Charles WHITE, Histoire de la révolution belge de 1830. Livre II

(Paru à Bruxelles, en 1836, chez Louis Hauman et Cie, traduit de l’Anglais, sous les yeux de l’auteur, par Miss Marn Corr.)

CHAPITRE PREMIER

Ouverture des états-généraux à La Haye. - Discours du roi. - Position désagréable des députés belges. - Mariage de la princesse Marianne. - Le discours du roi ajoute à l’exaspération des Belges. - Guerre civile inévitable

(page 1) Les députés des provinces méridionales étant arrivés à La Haye, la session extraordinaire, convoquée pour le 13 de septembre, fut ouverte ce jour-là par le roi en personne et avec le cérémonial accoutumé. Il y eut à cette occasion des démonstrations extraordinaires de la part du peuple. Quoique tous les membres hollandais et belges portassent la cocarde orange, ces derniers conservèrent un silence imperturbable, au milieu des démonstrations d'enthousiasme et de fidélité qui éclatèrent parmi les membres des états et dans le public, à l'arrivée et au départ du roi. Ces acclamations furent d'autant plus blessantes pour les (page 2) députés des provinces méridionales qu'elles étaient accompagnées des cris menaçants de A bas les rebelles ! A bas les incendiaires !

Le discours prononcé par le roi, de même que le message royal communiqué ensuite à la deuxième chambre par son président M. Corver-Hooft sont des documents historiques d'un haut intérêt. Quoique le premier soit évidemment fondé sur le même système de politique qui avait dicté la proclamation du 5 septembre et la réponse faite à la députation de Bruxelles, il était plus clair et plus explicite, et son langage, quoique modéré et conciliant, était ferme et plein de dignité ; les faits qu'il posait étaient fondés sur des vérités incontestables, et les mesures qu'il annonçait étaient, sauf quelques légères exceptions, conformes à la marche régulière d'un gouvernement représentatif.

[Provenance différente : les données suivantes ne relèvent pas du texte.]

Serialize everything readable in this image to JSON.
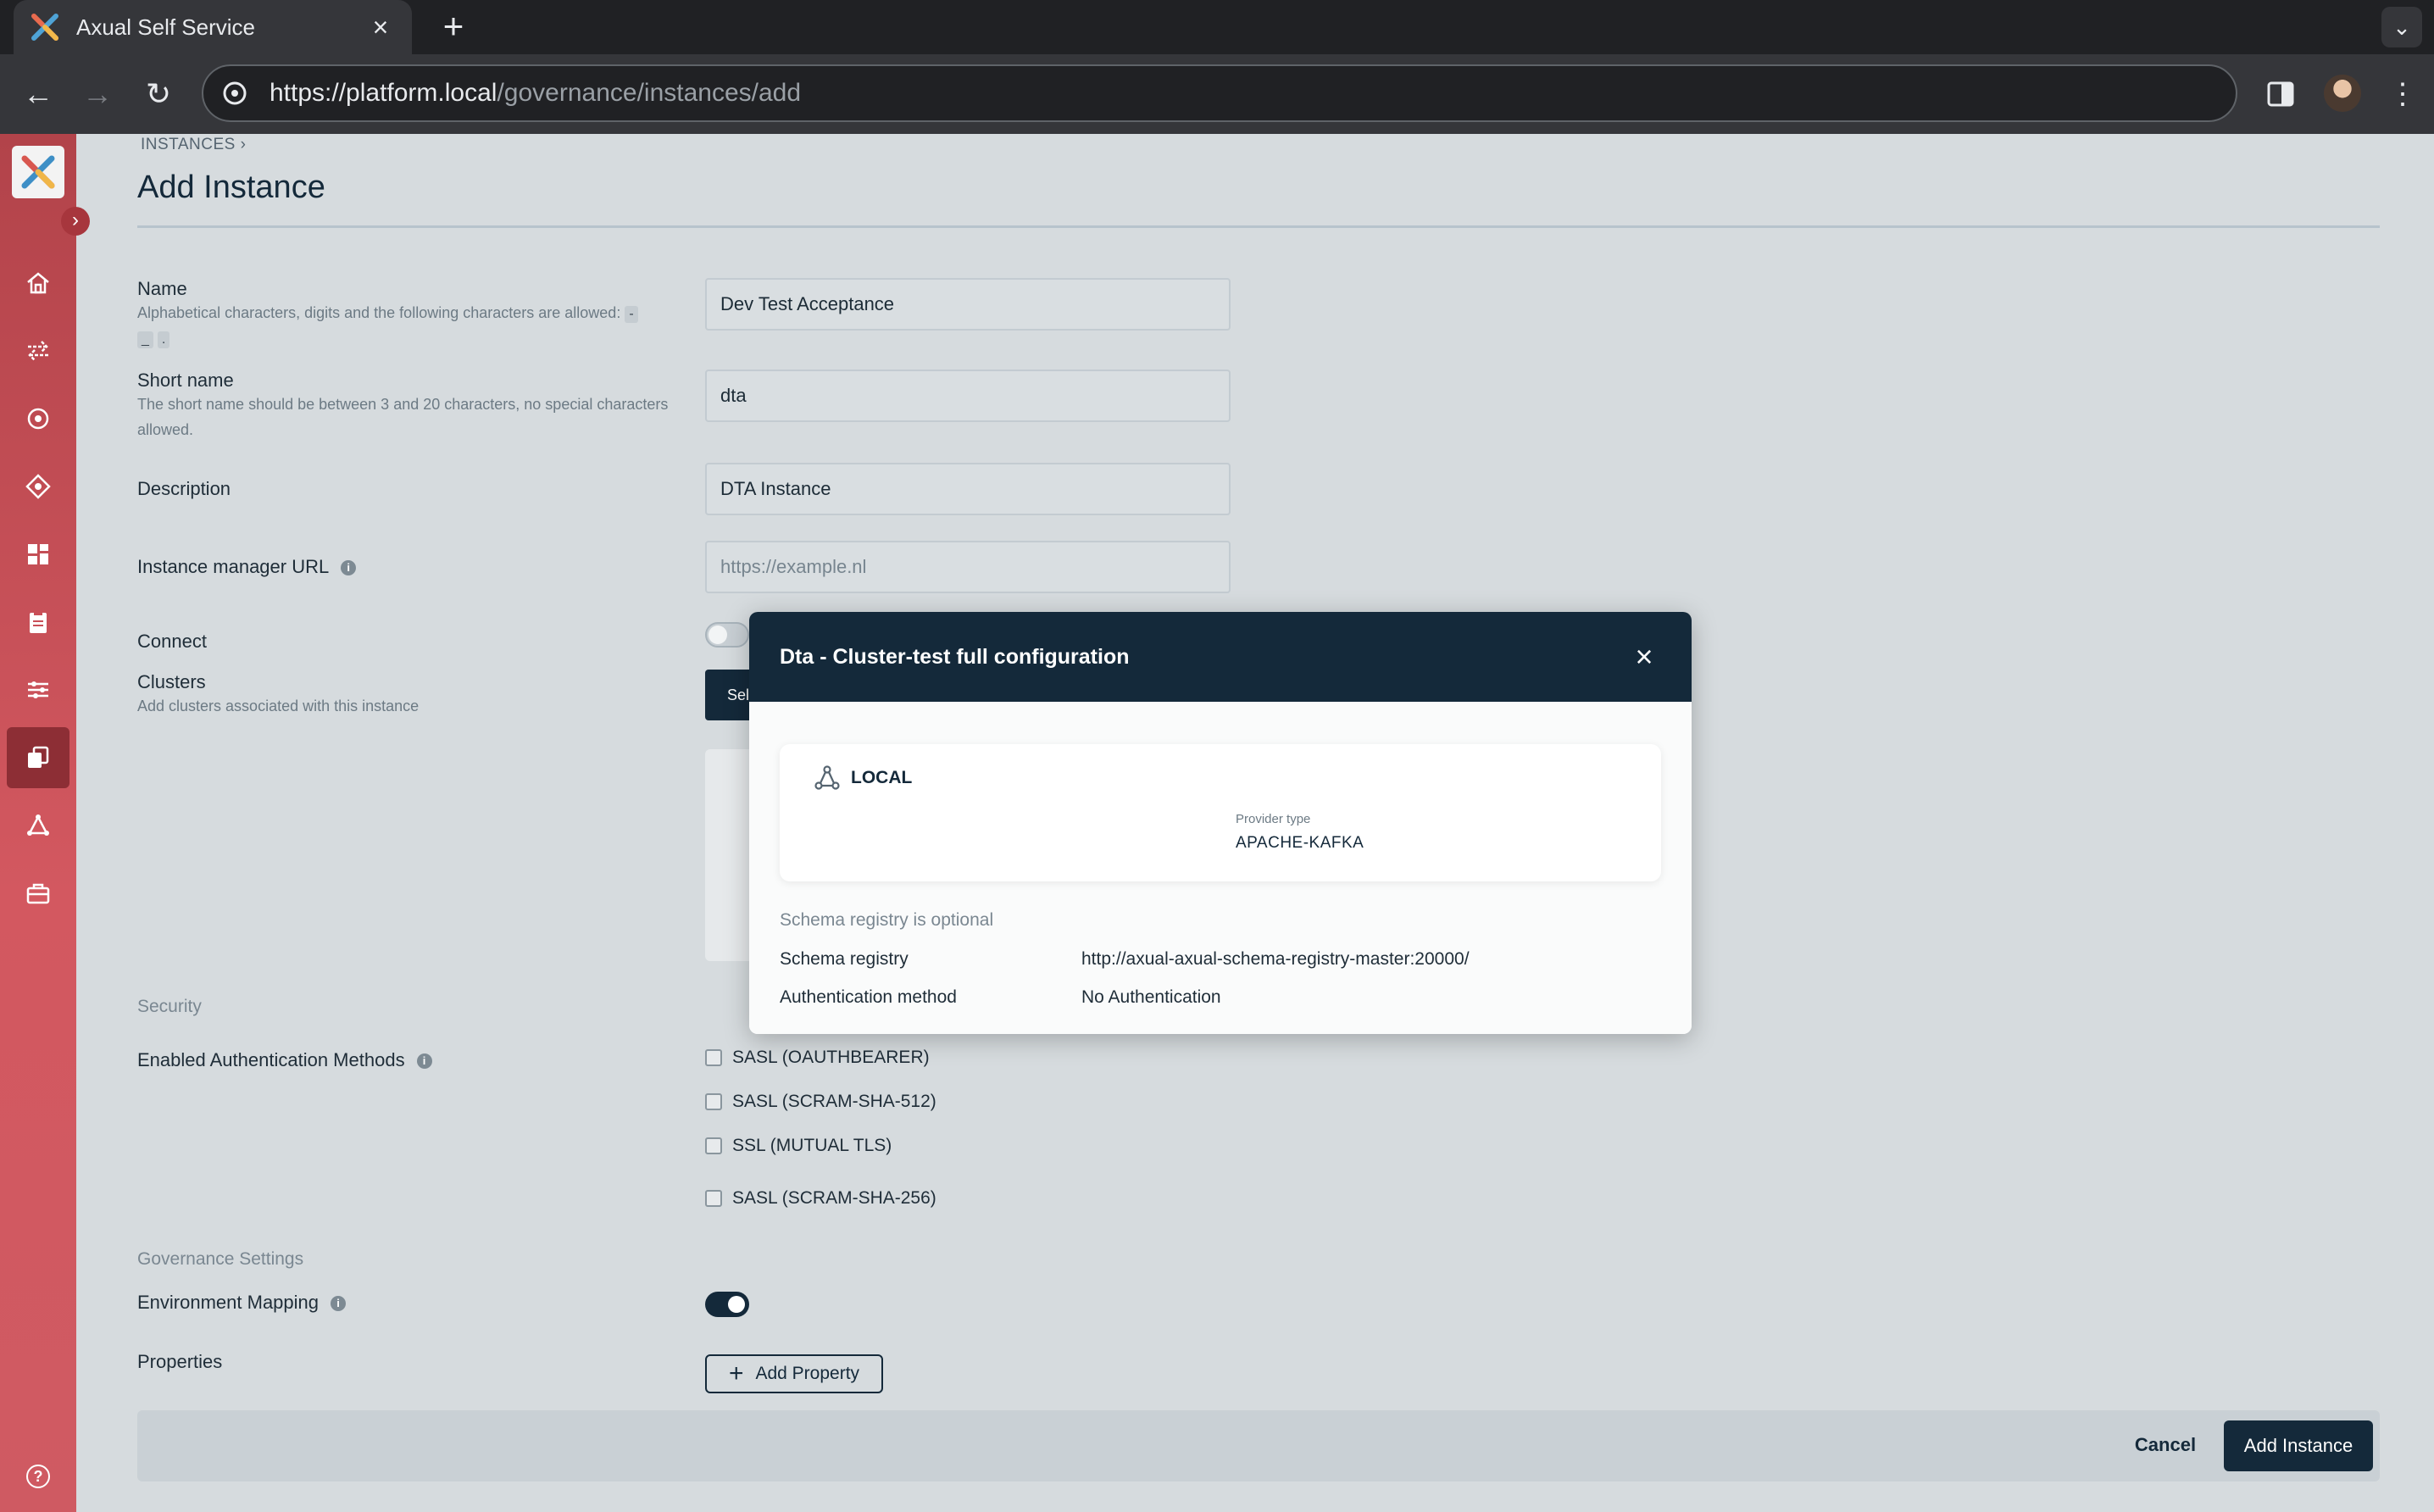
{
  "browser": {
    "tab_title": "Axual Self Service",
    "url_host": "https://platform.local",
    "url_path": "/governance/instances/add"
  },
  "breadcrumb": "INSTANCES",
  "page_title": "Add Instance",
  "form": {
    "name": {
      "label": "Name",
      "help": "Alphabetical characters, digits and the following characters are allowed:",
      "allowed_chars": [
        "-",
        "_",
        "."
      ],
      "value": "Dev Test Acceptance"
    },
    "short_name": {
      "label": "Short name",
      "help": "The short name should be between 3 and 20 characters, no special characters allowed.",
      "value": "dta"
    },
    "description": {
      "label": "Description",
      "value": "DTA Instance"
    },
    "instance_manager_url": {
      "label": "Instance manager URL",
      "placeholder": "https://example.nl",
      "value": ""
    },
    "connect": {
      "label": "Connect",
      "enabled": false
    },
    "clusters": {
      "label": "Clusters",
      "help": "Add clusters associated with this instance",
      "select_label": "Sel"
    }
  },
  "security": {
    "section_title": "Security",
    "auth_label": "Enabled Authentication Methods",
    "methods": [
      {
        "label": "SASL (OAUTHBEARER)",
        "checked": false
      },
      {
        "label": "SASL (SCRAM-SHA-512)",
        "checked": false
      },
      {
        "label": "SSL (MUTUAL TLS)",
        "checked": false
      },
      {
        "label": "SASL (SCRAM-SHA-256)",
        "checked": false
      }
    ]
  },
  "governance": {
    "section_title": "Governance Settings",
    "env_mapping_label": "Environment Mapping",
    "env_mapping_enabled": true,
    "properties_label": "Properties",
    "add_property_label": "Add Property"
  },
  "footer": {
    "cancel_label": "Cancel",
    "submit_label": "Add Instance"
  },
  "modal": {
    "title": "Dta - Cluster-test full configuration",
    "provider_name": "LOCAL",
    "provider_type_label": "Provider type",
    "provider_type_value": "APACHE-KAFKA",
    "schema_note": "Schema registry is optional",
    "schema_registry_label": "Schema registry",
    "schema_registry_value": "http://axual-axual-schema-registry-master:20000/",
    "auth_method_label": "Authentication method",
    "auth_method_value": "No Authentication"
  },
  "icons": {
    "sidebar": [
      "home-icon",
      "streams-icon",
      "target-icon",
      "diamond-icon",
      "dashboard-icon",
      "clipboard-icon",
      "sliders-icon",
      "instances-icon",
      "cluster-icon",
      "toolbox-icon"
    ],
    "brand_colors": {
      "navy": "#14293a",
      "sidebar": "#c94f57"
    }
  }
}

Il était impossible qu'un roi constitutionnel, ou même que le chef d'un gouvernement, quelle que soit sa forme, pût embrasser une ligne de conduite plus conforme aux lois dont il avait juré le maintien. Après avoir convoqué les chambres, tout ce qu'il pouvait faire, c'était de soumettre les demandes de la nation à la sagesse de leurs délibérations, et leur déclarer qu'il était prêt à sanctionner toutes les mesures qu'elles déclareraient avantageuses au bien-être général. Tenter de (page 3) modifier la loi fondamentale, sans le concours des chambres, eût été un acte arbitraire et illégal. La séparation, quoique demandée avec instance par la Belgique, et quoique conforme au désir d'une partie de la Hollande, n'était pas dans les attributions du roi. Il appartenait à la représentation nationale seule de la prononcer, et aussi longtemps que les deux parties du royaume étaient représentées dans les chambres, il était du devoir du roi d'en appeler à leur jugement. Il est vrai qu'il faisait allusion aux nombreux griefs dont se plaignaient les provinces méridionales, mais c'était vaguement. Quoi qu'il en soit, la question de séparation absorbant tous les griefs, il devenait inutile d'en parler.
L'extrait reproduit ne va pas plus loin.